Councillors at this week's full council meeting voted to approve the council's new social wellbeing strategy, which covered areas ranging from economic, community and city development to transportation.

The document replaced the council's community policy 1997, which was considered out of date, and provided a new framework within which the council could plan for some of the city's big challenges, a council staff report said.

The strategy identified ''very significant'' social issues facing the city, including an ageing population, with forecasts showing the number of people aged 65 years and over would increase 54% over the next 20 years, from 14% to 20% of the city's population.

That would, in turn, mean increasing demand for a range of needs, including more social housing and smaller private homes, as well as greater use of health-care and public transport services and a desire for better pedestrian environments, the strategy predicted.

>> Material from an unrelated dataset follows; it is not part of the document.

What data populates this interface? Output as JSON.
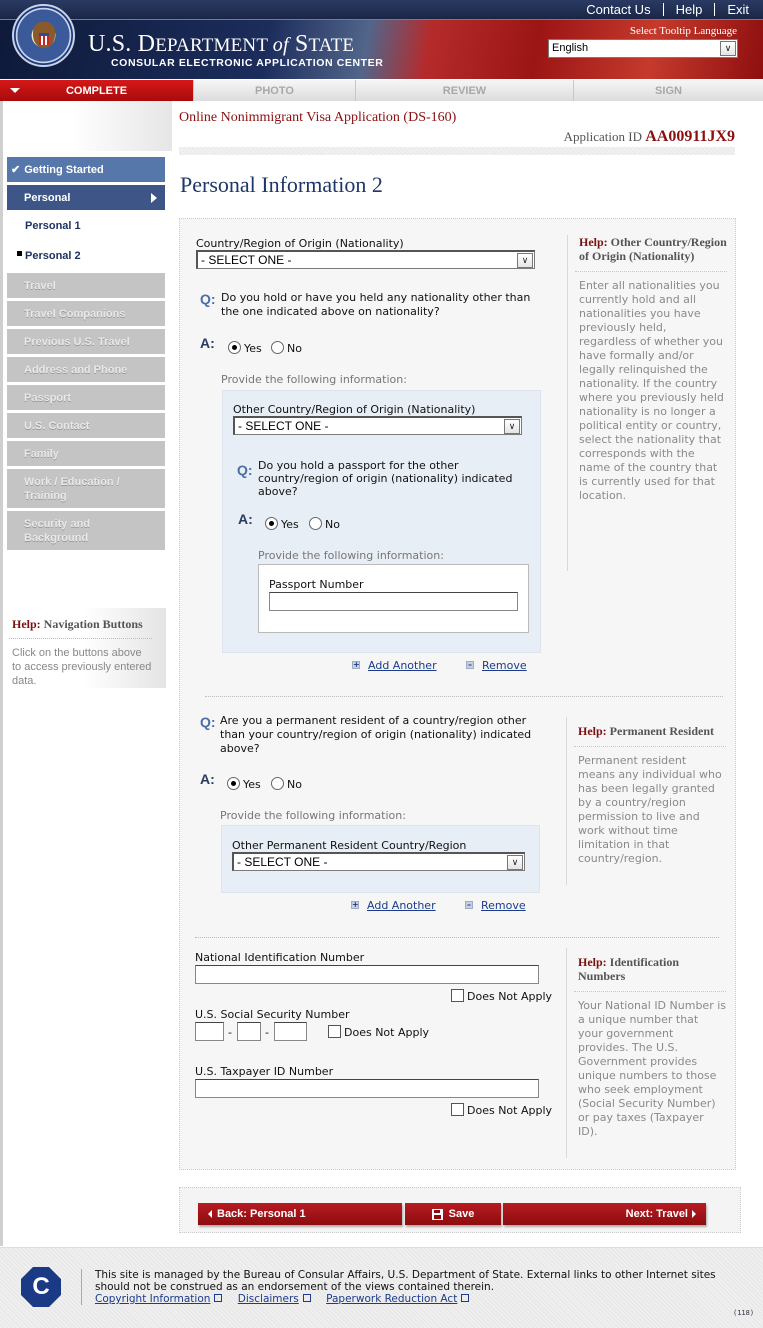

Low income levels within Dunedin, which could lead to poorer health, increased crime and other problems associated with poverty, was another problem that needed to be planned for, the strategy said.

So, too, did the challenges associated with Dunedin's old housing stock, changes to the allocation of central Government funding and services within the city, and a trend towards less healthy lifestyles.

The new strategy did not include new or additional spending, but set the framework that would allow individual pieces of work to be prioritised to meet the strategy's overall goals, the council staff report said.

That included setting strategic directions, priorities and implementation pathways that included specific initiatives, such as planning a new ''whole-of-city'' approach to housing quality improvement.

The new strategy, more than a year in the making, had been shaped by community consultation and feedback from about 900 people, including through submissions, meetings and the Your City, Our Future and People's Panel initiatives, the council staff report said.

The new strategy was also part of a push to simplify the council's planning efforts, under which 48 council strategies and action plans had been reduced to nine key strategies, including for social wellbeing.

Council city strategy and development general manager Dr Sue Bidrose told this week's meeting the old structure had allowed the council to justify doing ''almost anything'', while the new approach would allow greater focus and better advice from staff to councillors.

Cr Teresa Stevenson was among those to congratulate staff for the new strategy, but said the ''trick to this'' would be to ensure it was implemented and did not become another ''dusty old paper'' on a council shelf.

Cr Lee Vandervis worried the strategy came at a time the Government's local government reforms were pushing councils towards tighter control over spending in non-core areas.

However, Mayor Dave Cull said the impact of the reforms on these sorts of initiatives were not yet clear, and councils across New Zealand had to work within ''what we think the legislation means''.

At the end of the debate, councillors voted to adopt the new strategy.